Jest śledztwo ws. nauczyciela, który uderzył ucznia. Jan R. może też zostać wydalony z zawodu

Prokuratura w Głowie wszczęła postępowanie ws. nauczyciela, który uderzył ucznia w twarz. Moment uderzenia został uwieczniony na nagraniu z komórki i dzięki temu sprawa wyszła na jaw.

W internecie pojawiło się nagranie z Zespołu Szkół Samochodowych i Budowlanych w Głogowie, na którym widać, jak nauczyciel uderza w twarz jednego z uczniów.

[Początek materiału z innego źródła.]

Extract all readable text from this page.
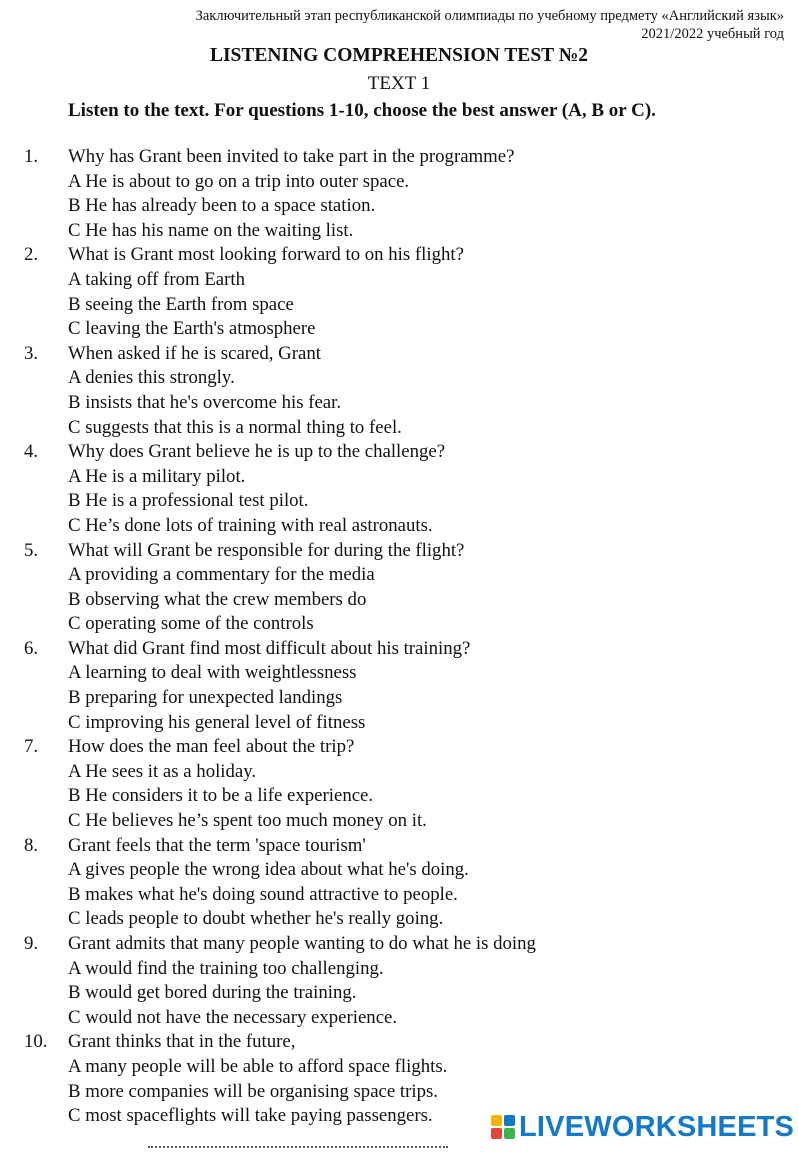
Заключительный этап республиканской олимпиады по учебному предмету «Английский язык»
2021/2022 учебный год
LISTENING COMPREHENSION TEST №2
TEXT 1
Listen to the text. For questions 1-10, choose the best answer (A, B or C).
1. Why has Grant been invited to take part in the programme?
A He is about to go on a trip into outer space.
B He has already been to a space station.
C He has his name on the waiting list.
2. What is Grant most looking forward to on his flight?
A taking off from Earth
B seeing the Earth from space
C leaving the Earth's atmosphere
3. When asked if he is scared, Grant
A denies this strongly.
B insists that he's overcome his fear.
C suggests that this is a normal thing to feel.
4. Why does Grant believe he is up to the challenge?
A He is a military pilot.
B He is a professional test pilot.
C He’s done lots of training with real astronauts.
5. What will Grant be responsible for during the flight?
A providing a commentary for the media
B observing what the crew members do
C operating some of the controls
6. What did Grant find most difficult about his training?
A learning to deal with weightlessness
B preparing for unexpected landings
C improving his general level of fitness
7. How does the man feel about the trip?
A He sees it as a holiday.
B He considers it to be a life experience.
C He believes he’s spent too much money on it.
8. Grant feels that the term 'space tourism'
A gives people the wrong idea about what he's doing.
B makes what he's doing sound attractive to people.
C leads people to doubt whether he's really going.
9. Grant admits that many people wanting to do what he is doing
A would find the training too challenging.
B would get bored during the training.
C would not have the necessary experience.
10. Grant thinks that in the future,
A many people will be able to afford space flights.
B more companies will be organising space trips.
C most spaceflights will take paying passengers.	LIVEWORKSHEETS
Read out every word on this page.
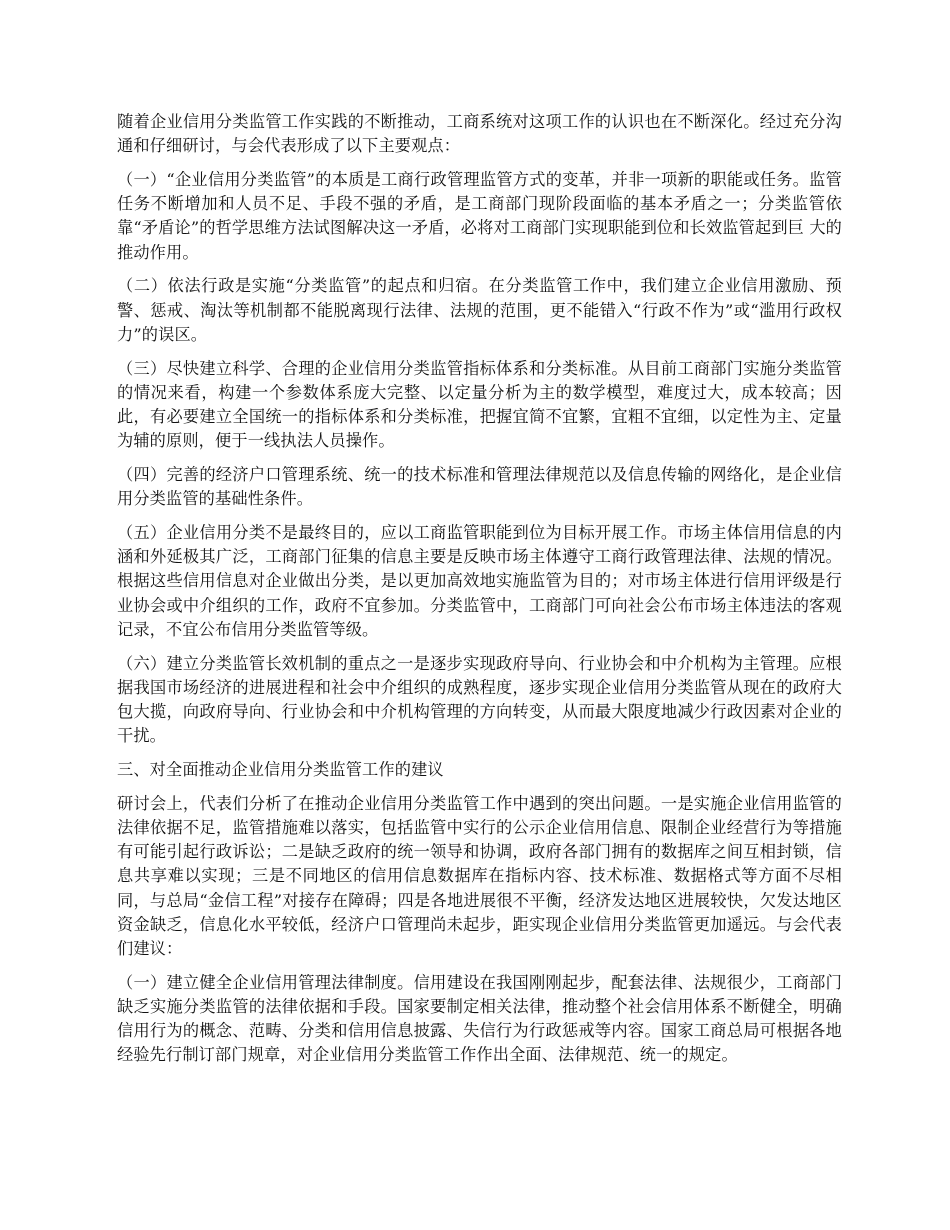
随着企业信用分类监管工作实践的不断推动，工商系统对这项工作的认识也在不断深化。经过充分沟通和仔细研讨，与会代表形成了以下主要观点：

（一）“企业信用分类监管”的本质是工商行政管理监管方式的变革，并非一项新的职能或任务。监管任务不断增加和人员不足、手段不强的矛盾，是工商部门现阶段面临的基本矛盾之一；分类监管依靠“矛盾论”的哲学思维方法试图解决这一矛盾，必将对工商部门实现职能到位和长效监管起到巨 大的推动作用。

（二）依法行政是实施“分类监管”的起点和归宿。在分类监管工作中，我们建立企业信用激励、预警、惩戒、淘汰等机制都不能脱离现行法律、法规的范围，更不能错入“行政不作为”或“滥用行政权力”的误区。

（三）尽快建立科学、合理的企业信用分类监管指标体系和分类标准。从目前工商部门实施分类监管的情况来看，构建一个参数体系庞大完整、以定量分析为主的数学模型，难度过大，成本较高；因此，有必要建立全国统一的指标体系和分类标准，把握宜简不宜繁，宜粗不宜细，以定性为主、定量为辅的原则，便于一线执法人员操作。

（四）完善的经济户口管理系统、统一的技术标准和管理法律规范以及信息传输的网络化，是企业信用分类监管的基础性条件。

（五）企业信用分类不是最终目的，应以工商监管职能到位为目标开展工作。市场主体信用信息的内涵和外延极其广泛，工商部门征集的信息主要是反映市场主体遵守工商行政管理法律、法规的情况。根据这些信用信息对企业做出分类，是以更加高效地实施监管为目的；对市场主体进行信用评级是行业协会或中介组织的工作，政府不宜参加。分类监管中，工商部门可向社会公布市场主体违法的客观记录，不宜公布信用分类监管等级。

（六）建立分类监管长效机制的重点之一是逐步实现政府导向、行业协会和中介机构为主管理。应根据我国市场经济的进展进程和社会中介组织的成熟程度，逐步实现企业信用分类监管从现在的政府大包大揽，向政府导向、行业协会和中介机构管理的方向转变，从而最大限度地减少行政因素对企业的干扰。

三、对全面推动企业信用分类监管工作的建议

研讨会上，代表们分析了在推动企业信用分类监管工作中遇到的突出问题。一是实施企业信用监管的法律依据不足，监管措施难以落实，包括监管中实行的公示企业信用信息、限制企业经营行为等措施有可能引起行政诉讼；二是缺乏政府的统一领导和协调，政府各部门拥有的数据库之间互相封锁，信息共享难以实现；三是不同地区的信用信息数据库在指标内容、技术标准、数据格式等方面不尽相同，与总局“金信工程”对接存在障碍；四是各地进展很不平衡，经济发达地区进展较快，欠发达地区资金缺乏，信息化水平较低，经济户口管理尚未起步，距实现企业信用分类监管更加遥远。与会代表们建议：

（一）建立健全企业信用管理法律制度。信用建设在我国刚刚起步，配套法律、法规很少，工商部门缺乏实施分类监管的法律依据和手段。国家要制定相关法律，推动整个社会信用体系不断健全，明确信用行为的概念、范畴、分类和信用信息披露、失信行为行政惩戒等内容。国家工商总局可根据各地经验先行制订部门规章，对企业信用分类监管工作作出全面、法律规范、统一的规定。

- Nie rozumiesz tego? Jak ci poprawię z drugiej, to ku*** spadniesz - mówi nauczyciel tuż po tym, jak uderza ucznia z otwartej dłoni. O sprawie dowiedział się starosta, który zawiesił nauczyciela, z kolei dyrektor Zespołu Szkół złożyła zawiadomienie w prokuraturze.

Śledztwo prokuratury i rzecznika dyscyplinarnego

Jak informuje Onet, prokuratura wszczęła postępowanie ws. nauczyciela. 68-letni Jan R. może usłyszeć zarzut naruszenia nietykalności cielesnej. Wcześniej przesłuchany zostanie uderzony uczeń, być może również inni uczniowie, którzy byli świadkami zdarzenia, a na końcu sam nauczyciel. Jak zauważa prokurator, w sprawie naruszenia nietykalności pokrzywdzeni sami dochodzą swoich praw, ale w tym przypadku chodzi osobę niepełnoletnią, więc zdecydowano o ściganiu czynu z urzędu. 

Sąd może odstąpić od wymierzenia kary, jeśli "naruszenie nietykalności cielesnej wywołało wyzywające zachowanie się pokrzywdzonego".

Oprócz działań prokuratury, osobne działania podejmuje rzecznik dyscyplinarny przy wojewodzie. Jeśli uzna on, że nauczyciel - jak podaje Onet - "uchybił godności zawodu nauczyciela", będzie mógł wystąpić o wszczęcie postępowania dyscyplinarnego, a wówczas Jan R. może zostać ukarany ostrzeżeniem, zwolnieniem z pracy, zwolnieniem z zakazem zatrudnienia w zawodzie na trzy lata lub wydaleniem z zawodu. 

 

Zasłużony obywatel miasta

68-letni Jan R. jest nie tylko nauczycielem. To także szef klubu "Gazety Polskiej" w Głogowie. Niedawno do Rady Miejskiej miasta trafił wniosek o nadanie nauczycielowi tytułu zasłużonego obywatela miasta. Wystąpił o to Klub Radnych Jana Zubowskiego, a komisja poparła ten wniosek.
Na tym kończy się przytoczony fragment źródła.